One of the victims said: "He lived in the estate where I lived. We became familiar with him. I was 12 years old, maybe younger. He knew I wasn't 16. I was pre-puberty, I wasn't developed and still wore night dresses. We lived at home with one parent and they worked a lot so we were left a lot at home and so that suited him.

"There are triggers that bring it all back. Particular incidents that are still in my mind. Obviously when I reported, it brought it all back as well. It was just a nightmare childhood.

"You lose trust in people. He was controlling me. I became bulimic. It wasn't until I knew I needed help that I went to the doctors and they referred me for cognitive behavioural therapy.

"And it was then that I was able to strip my life back to the beginning and the result of that was why I was doing what I was and feeling the way I was.

"I spoke a few times to my husband about coming forward and he always said it had to be the right thing for me and so eventually I decided I needed closure and reported it to police.

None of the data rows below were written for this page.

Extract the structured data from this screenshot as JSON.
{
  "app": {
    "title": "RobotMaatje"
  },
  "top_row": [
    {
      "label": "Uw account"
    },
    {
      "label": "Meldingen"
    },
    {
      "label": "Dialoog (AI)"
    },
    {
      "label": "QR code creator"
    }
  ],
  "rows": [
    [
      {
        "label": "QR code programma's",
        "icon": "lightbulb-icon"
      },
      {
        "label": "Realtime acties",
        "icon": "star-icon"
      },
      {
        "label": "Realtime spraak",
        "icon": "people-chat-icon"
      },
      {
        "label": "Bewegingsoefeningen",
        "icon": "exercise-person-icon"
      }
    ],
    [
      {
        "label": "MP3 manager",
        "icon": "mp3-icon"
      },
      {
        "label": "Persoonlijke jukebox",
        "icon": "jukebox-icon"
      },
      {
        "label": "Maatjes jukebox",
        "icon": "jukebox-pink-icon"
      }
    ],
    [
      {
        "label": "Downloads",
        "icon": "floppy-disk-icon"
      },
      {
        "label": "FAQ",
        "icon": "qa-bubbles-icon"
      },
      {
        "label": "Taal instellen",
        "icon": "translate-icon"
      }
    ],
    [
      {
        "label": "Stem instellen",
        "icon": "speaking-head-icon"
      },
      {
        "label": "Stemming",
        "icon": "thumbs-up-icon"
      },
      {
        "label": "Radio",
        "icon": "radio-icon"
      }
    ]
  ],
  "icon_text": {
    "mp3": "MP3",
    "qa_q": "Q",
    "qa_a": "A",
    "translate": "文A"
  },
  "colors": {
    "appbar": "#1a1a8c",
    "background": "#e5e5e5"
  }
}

 “I hoped I would be taken seriously and I was. And from the day I reported it and the initial interview, I was made to feel comfortable and relaxed and I opened up more than I thought I would.

“People can come forward and trust police. I'm pleased I came forward because now he is behind bars he can't have any more victims. Honestly come forward to police.

"They will listen. They will take you seriously they did for me. Times have changed. They have helped me all the way through it.”

Anyone who is concerned someone may have been convicted of a sex offence, and could be posing a risk to a child, can apply for disclosure information through Sarah’s Law.